The definition of marriage is the legally or formally recognized union of two people in a relationship. Two words that jump out to me are union and relationship. Union is the joining of two things into one. When you marry someone, by law you two become one. You make a vow legally before God to become one with that person, taking in every aspect of their life and becoming one.
They say the first year of marriage is always the hardest. That’s because the things you once did as a single you can no longer do. When you’re mad, you can’t just disappear and shelter yourself, you can’t run to your mother or father (sometimes even best friend) to help you fix this. You can’t just push your feelings to the side, or let them build up and blow up on your spouse. I remember the first year of marriage being so challenging in the area of family. My family and I are pretty close and like pretty much every Hispanic family, we roll deep lol! I was always with my sisters, always going to family events, and not to mention the cultural differences Michael and I had.
I’ll never forget our very first New Year’s Eve celebration as a married couple. I remember thinking to myself “what did I get myself into,” if I can be totally honest. Every year my family goes all out for New Year’s Eve. We would all get together and have a big celebration with delicious Dominican food, Salsa and bachata music playing, people dancing, I mean I could go on about how my family throws down ha! Well Michael grew up celebrating New Year’s Eve very different. He spent it either in church or at home with his family.
It was out first New Year’s Eve celebration as a married couple, we didn’t have church service because at the time my father in law had just started his own church so we didn’t have a building yet. I thought to myself, hey more time to party with my family. Well Michael had other plans. He thought it would be special to celebrate our first New Year’s Eve as a married couple in our Pj’s, drinking some hot chocolate and watching the ball drop in NYC on T.V. Sounds pretty adorable and romantic right? Well I was NOT having it. I remember getting so upset, yelling (not going to lie probably even said a few curse words. Ya’ll this was before Christ delivered me from cursing lol.) I was so accustomed to spending New Year’s Eve with my family partying that I didn’t even take into consideration my new husband and how he wanted to spend OUR first New Year’s Eve.

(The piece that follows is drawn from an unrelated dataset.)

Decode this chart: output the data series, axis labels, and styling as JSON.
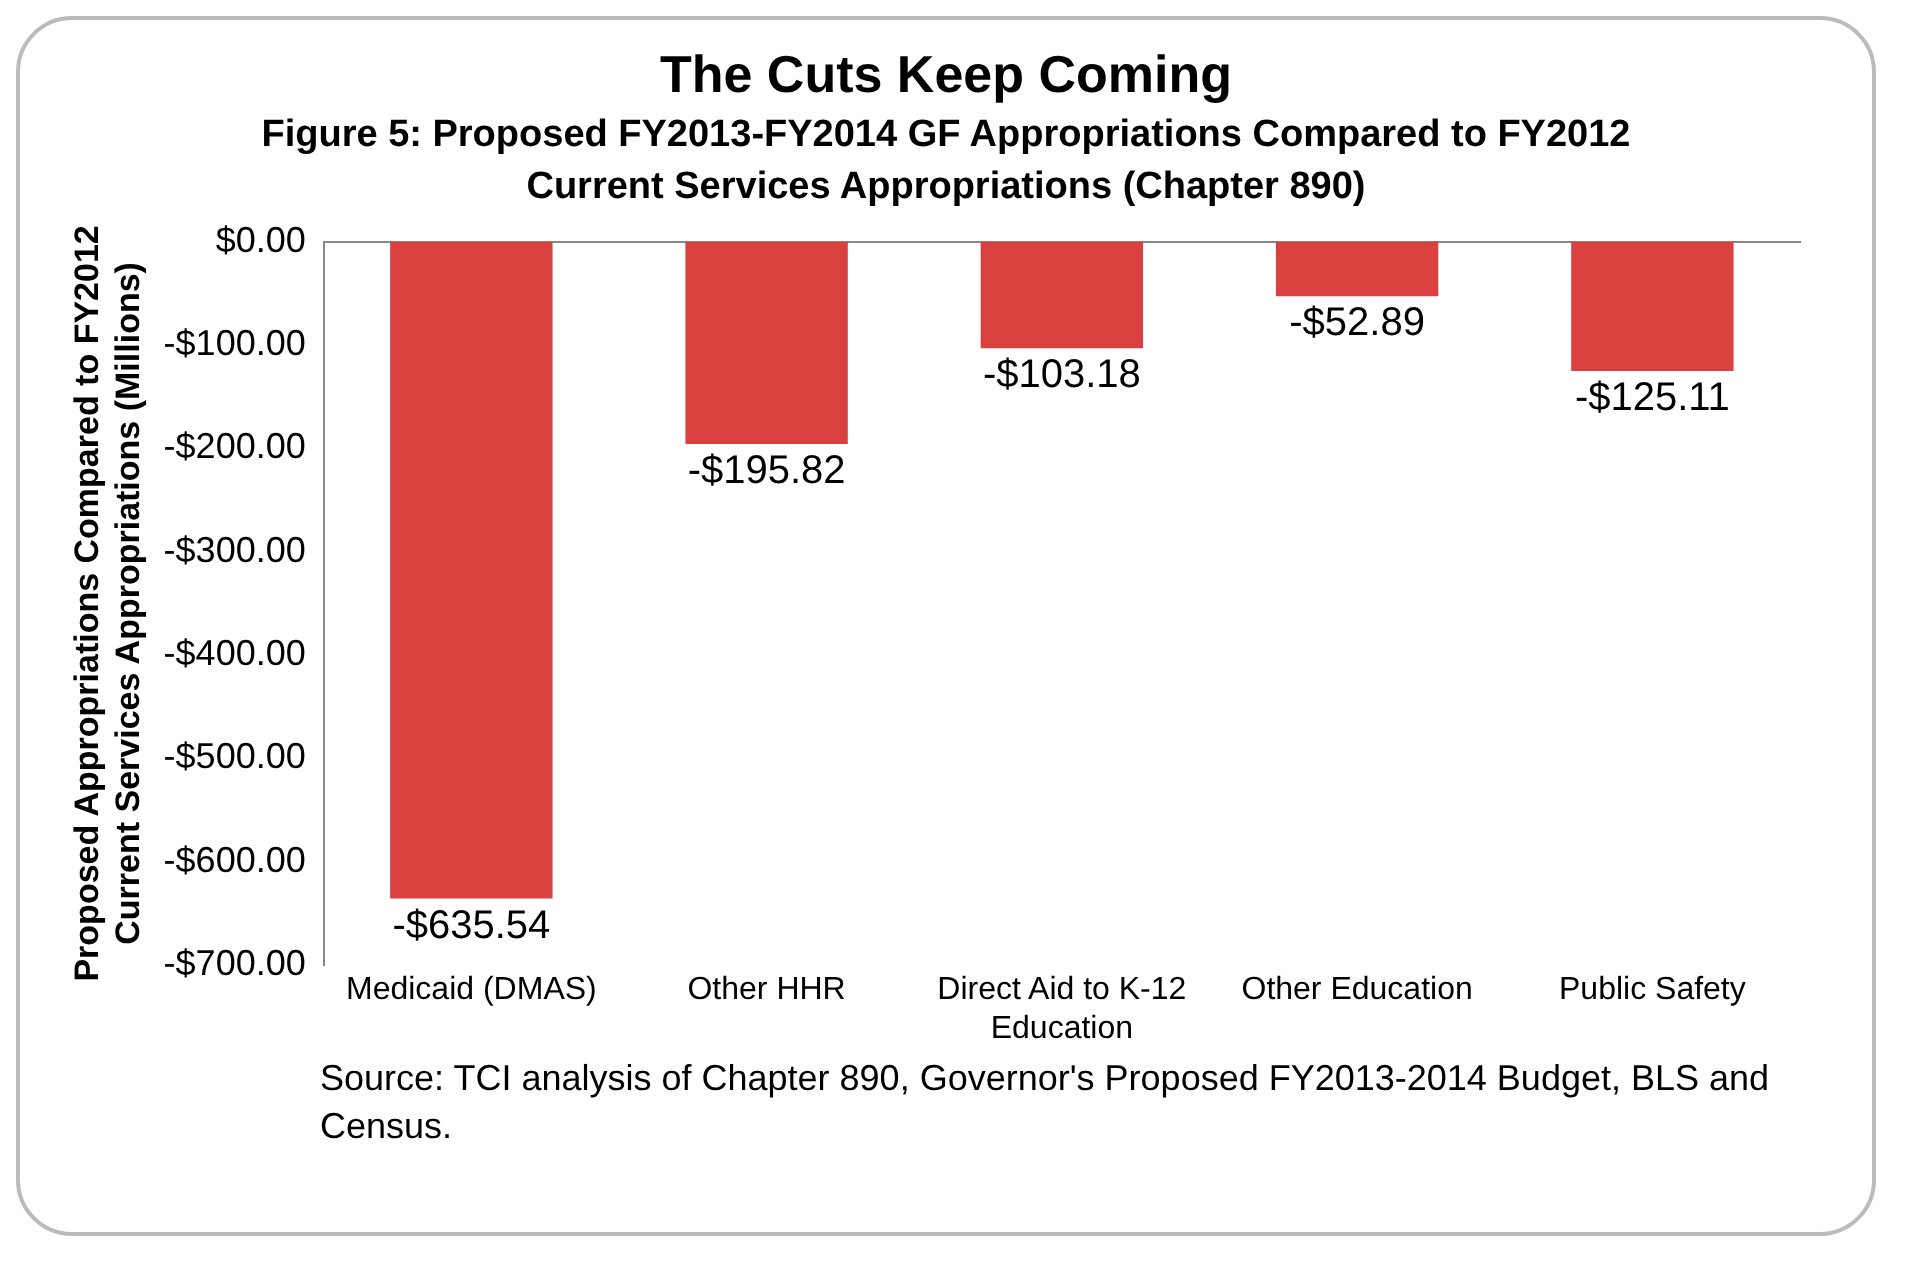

The bible tells us we are to leave our mother and father and become one with our spouse. (Ephesians 5:31) Michael was fully ready to leave his life as a single man behind and become one with his wife. I remember this being so challenging for me at first because I did everything with family and I had serious FOMO (fear of missing out) when it came to family events. Now I’m not saying I had to just abandon my family and forget about them because I was married now. Not at all, I just had to take into consideration my husband and also tend to his needs and wants. It was so hard for me to just let go of my old life as a single woman and now become one and submit to my now husband.

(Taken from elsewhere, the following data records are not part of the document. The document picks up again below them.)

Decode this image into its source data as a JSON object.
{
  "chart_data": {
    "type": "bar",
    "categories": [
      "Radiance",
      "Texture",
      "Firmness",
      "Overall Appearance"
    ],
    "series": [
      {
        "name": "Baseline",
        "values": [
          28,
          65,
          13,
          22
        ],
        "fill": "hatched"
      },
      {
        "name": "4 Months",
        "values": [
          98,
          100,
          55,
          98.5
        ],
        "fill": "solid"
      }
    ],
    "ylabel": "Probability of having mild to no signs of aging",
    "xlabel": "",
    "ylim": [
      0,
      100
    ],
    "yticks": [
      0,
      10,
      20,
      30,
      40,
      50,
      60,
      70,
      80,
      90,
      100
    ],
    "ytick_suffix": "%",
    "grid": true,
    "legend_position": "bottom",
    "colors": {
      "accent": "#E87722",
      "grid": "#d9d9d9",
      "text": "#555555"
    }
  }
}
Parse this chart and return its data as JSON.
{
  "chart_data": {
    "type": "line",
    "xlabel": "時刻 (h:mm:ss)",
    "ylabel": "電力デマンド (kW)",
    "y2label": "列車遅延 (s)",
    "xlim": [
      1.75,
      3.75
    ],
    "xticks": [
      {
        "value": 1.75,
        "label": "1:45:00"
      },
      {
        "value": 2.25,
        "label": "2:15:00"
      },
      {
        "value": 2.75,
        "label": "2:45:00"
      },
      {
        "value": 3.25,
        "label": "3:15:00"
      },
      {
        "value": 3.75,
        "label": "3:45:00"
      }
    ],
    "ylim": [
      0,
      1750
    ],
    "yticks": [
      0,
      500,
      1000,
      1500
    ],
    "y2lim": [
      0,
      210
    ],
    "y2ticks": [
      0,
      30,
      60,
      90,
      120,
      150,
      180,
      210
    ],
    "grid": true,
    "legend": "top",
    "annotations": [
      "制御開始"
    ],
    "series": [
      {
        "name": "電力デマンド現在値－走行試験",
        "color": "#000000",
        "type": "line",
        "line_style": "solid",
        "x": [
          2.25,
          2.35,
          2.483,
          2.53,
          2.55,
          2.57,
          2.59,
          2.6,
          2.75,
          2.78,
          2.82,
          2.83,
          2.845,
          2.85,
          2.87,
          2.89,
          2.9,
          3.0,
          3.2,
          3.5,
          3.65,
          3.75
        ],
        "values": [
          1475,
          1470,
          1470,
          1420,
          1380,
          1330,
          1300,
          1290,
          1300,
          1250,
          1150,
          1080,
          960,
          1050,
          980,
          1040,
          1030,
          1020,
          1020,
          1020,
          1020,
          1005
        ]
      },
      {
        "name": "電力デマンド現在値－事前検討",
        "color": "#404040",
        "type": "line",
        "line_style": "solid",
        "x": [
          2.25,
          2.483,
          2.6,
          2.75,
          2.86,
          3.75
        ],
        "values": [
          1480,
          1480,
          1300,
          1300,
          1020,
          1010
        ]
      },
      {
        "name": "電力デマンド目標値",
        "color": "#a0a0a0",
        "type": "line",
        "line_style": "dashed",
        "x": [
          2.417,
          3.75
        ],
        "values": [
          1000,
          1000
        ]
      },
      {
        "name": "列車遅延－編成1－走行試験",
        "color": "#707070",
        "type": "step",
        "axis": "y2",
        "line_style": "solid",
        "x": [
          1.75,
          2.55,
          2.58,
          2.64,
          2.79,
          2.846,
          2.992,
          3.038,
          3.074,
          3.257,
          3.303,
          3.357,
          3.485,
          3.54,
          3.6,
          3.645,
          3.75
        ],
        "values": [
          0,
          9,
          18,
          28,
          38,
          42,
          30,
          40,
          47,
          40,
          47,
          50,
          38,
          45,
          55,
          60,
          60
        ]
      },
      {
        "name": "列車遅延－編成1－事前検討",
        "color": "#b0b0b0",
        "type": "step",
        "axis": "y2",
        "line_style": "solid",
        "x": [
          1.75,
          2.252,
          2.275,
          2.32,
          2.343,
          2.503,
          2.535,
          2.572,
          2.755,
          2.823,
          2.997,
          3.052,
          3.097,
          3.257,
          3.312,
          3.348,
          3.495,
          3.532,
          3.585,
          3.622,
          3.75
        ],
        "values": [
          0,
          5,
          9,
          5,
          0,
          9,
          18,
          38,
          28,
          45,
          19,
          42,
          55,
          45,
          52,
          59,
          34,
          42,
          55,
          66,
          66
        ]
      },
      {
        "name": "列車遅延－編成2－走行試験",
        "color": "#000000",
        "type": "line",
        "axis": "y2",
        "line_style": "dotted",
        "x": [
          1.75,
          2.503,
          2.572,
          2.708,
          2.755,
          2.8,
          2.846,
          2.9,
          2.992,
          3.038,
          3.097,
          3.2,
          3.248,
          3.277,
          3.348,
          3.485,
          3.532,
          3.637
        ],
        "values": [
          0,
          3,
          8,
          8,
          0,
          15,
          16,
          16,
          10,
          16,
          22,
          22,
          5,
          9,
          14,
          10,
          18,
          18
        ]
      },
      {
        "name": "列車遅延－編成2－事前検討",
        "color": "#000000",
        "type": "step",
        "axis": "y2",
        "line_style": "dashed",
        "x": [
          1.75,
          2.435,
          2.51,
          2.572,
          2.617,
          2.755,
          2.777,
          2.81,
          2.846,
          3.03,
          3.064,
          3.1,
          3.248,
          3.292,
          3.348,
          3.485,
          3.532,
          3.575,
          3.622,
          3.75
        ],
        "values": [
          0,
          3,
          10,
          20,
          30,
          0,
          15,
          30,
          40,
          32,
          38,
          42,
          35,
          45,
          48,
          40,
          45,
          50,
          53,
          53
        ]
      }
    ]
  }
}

I know I have written an entire blog post on here on submission so if you want a full length version be sure to check that out. I just want to discuss submission for a few. Ladies, just because you submit to your husband does not mean you become a doormat and does not mean he can use that in an abusive way. My husband and I are one. We are on the same team. I am not below him he is not above me we are on the same row. We are teammates. I submit to my husband because he loves the Lord and because of that it makes it so much easier for me to obey what the bible tells me to do as a wife and that’s to submit to my husband as he submits himself to the Lord. (Ephesians 5:22) I have found that when I spend time with Lord and submit to my husband as he submits onto the Lord, our marriage is truly blessed. Does it mean it’s going to be perfect? Absolutely not, but it makes for a peaceful home when Christ is the center of marriage.
As I come to a close, just remember that you and your spouse (or future spouse for those that are not yet married) are on the same team. Don’t run from your spouse when things get hard. Don’t run back to your single life ways when things get hard. Always keep Christ at the center of your marriage and always pray for your spouse.